A Lesson Inspired by the Tour de France

A Lesson Inspired by the Tour de France

The Tour de France – the word’s most prestigious bicycling race – is being held this month. It brings back memories of my days of racing bicycles when I was younger. Besides the miles and hours I spent training, I used to read everything I could from top coaches and cyclists about how I could become the best rider I could be.

One article contained a bit of advice that I especially treasured. It was an interview of Mike Walden, a legendary coach who trained many national champions and Olympians. Something he said conveyed a universal truth, which I appreciate even more today for its profound wisdom…

Mike had a rule: “If you say you’re going to ride ‘x’ number of miles, then you must ride that number of miles. If you’re not feeling well or don’t have the time, then commit to riding less miles; but whatever the number of miles you commit to, you must finish.”

His logic was simple. You are developing habits when you train. You want to develop the habit of perseverance, not quitting.
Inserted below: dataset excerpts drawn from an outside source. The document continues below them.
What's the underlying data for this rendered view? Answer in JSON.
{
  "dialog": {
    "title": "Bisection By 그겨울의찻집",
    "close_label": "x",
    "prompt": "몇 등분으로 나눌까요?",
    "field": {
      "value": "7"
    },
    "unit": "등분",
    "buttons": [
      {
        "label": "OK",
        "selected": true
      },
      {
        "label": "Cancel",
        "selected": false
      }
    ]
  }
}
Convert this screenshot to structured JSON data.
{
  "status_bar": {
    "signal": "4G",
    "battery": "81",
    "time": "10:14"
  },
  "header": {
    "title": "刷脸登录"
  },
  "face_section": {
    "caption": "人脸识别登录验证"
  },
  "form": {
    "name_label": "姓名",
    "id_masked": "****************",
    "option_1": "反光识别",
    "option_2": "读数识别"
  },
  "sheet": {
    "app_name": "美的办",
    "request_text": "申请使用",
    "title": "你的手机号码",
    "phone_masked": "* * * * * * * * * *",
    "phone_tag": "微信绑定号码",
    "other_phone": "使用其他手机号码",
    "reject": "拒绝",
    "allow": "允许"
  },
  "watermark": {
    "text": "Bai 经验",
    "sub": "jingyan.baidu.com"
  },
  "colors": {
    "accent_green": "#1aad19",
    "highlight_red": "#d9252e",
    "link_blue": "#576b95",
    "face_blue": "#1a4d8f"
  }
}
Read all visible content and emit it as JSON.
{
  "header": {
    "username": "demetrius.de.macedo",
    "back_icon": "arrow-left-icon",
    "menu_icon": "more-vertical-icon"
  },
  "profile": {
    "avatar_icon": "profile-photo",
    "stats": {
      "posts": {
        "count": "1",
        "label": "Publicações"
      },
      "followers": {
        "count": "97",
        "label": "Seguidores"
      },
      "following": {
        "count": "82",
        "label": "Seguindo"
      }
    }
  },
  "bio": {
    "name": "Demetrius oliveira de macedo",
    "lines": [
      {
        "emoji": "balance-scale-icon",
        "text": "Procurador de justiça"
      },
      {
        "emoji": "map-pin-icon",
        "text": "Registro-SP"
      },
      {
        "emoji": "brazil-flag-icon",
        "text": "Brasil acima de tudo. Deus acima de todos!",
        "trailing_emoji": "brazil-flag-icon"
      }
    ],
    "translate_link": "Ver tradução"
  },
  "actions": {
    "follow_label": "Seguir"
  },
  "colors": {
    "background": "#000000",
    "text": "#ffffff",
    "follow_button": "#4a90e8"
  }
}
But beyond developing good habits, his “rule” contains some sage advice. In short, he is saying, “Always do what you say you’re going to do.” (Or as Don Miguel Ruiz stated in his bestseller, The Four Agreements, “Be impeccable with your word.”)

What’s profound about this?

Your every word, your every thought, your every utterance is a commandment to the universe. The universe is conspiring to make every one of your pronouncements come true. Why would you ever want to turn yourself into a “liar” by not following through on your pronouncement?

It’s not wise to promise something and then not deliver. This can be devastating to your business career, as, after all, your reputation is built on your ability to keep commitments. But it can have equally bad consequences at home.

For example, say you tell your young son that you’ll read him a bedtime story; but then you get engrossed in some movie or ballgame on TV and put him off. You have just announced that your words mean nothing – to both your son and the universe.

Beware the ego

Whether it’s greed, pride, the desire to be liked or some other “ego-driven” reason, you may be tempted to “inflate your importance” by promising something you can’t deliver. Yes, this is the ego in action. You might have every intention of delivering it when you make your commitment, but then you realize it might be time-consuming, costly, or inconvenient, so you drop it.

Worse, when confronted, you may try to justify your position, by reframing your original promise: “I didn’t really mean it,” or “I meant that only if such and such happened,” or you blame some third party. As a long-term mystic once advised me, “Never let your mind act as an attorney for your ego.”

If you make a commitment, you must follow through. And don’t wait until those who “owe” you follow through on their commitments. You don’t want to slow down your own progress, while you wait for others to “catch up.”

Act now, not later

I have a friend who complains that people she relies upon do not follow through on their commitments. In a conversation, I pointed out that she didn’t follow through on some of her commitments. I asked her, “How can you expect people to follow through on their commitments, when you don’t follow through on yours?”

She “explained” that she will start following through when they do.

I told her she is giving them way too much power. “Why would you knowingly put your life on hold, and place that kind of power in the hands of such irresponsible people?”

Every time you say you’re going to do something and don’t do it, you’re announcing to the universe that honoring your commitments is not important. This is not a habit you want to cultivate.

What happens when there’s something you really want to manifest?

If you’ve already built up a track record of making announcements that never come to pass because you’ve been out of integrity with your words and actions, then, when you want to manifest something important, it’s going to be more difficult. After all, based on your past performance, you have little reason to believe anything will happen, so how likely is it to manifest?

This is not to say that you should “play it safe” and never aim for goals that are slightly “out of reach,” so as to avoid failure from not following through. You owe it to yourself to strive for greatness by expressing your true inner essence.

What it means is that if you DO commit to something, you do everything in your power to attain it. And if you fail, you get up and try again. The lives of all winners are littered with temporary setbacks and failures. And every one of these successful men and women started with the principle of doing what you say you’re going to do.

Integrity and enlightenment

For reasons beyond just increasing your chances of success, doing what you say you’re going to do should be a way of life.

Your objective is to have your thoughts, words and deeds in perfect synchrony; that is, you don’t lie – you act with integrity. But, this means more than just being honest and moral. Integrity also means being whole and undivided. It’s a step toward merging with the Oneness, which represents our ultimate goal – enlightenment.


Whether your goal is to be the best bike racer, teacher, parent or business person you can be, or whether it’s to attain our ultimate goal of enlightenment, start by doing what you say you’re going to do.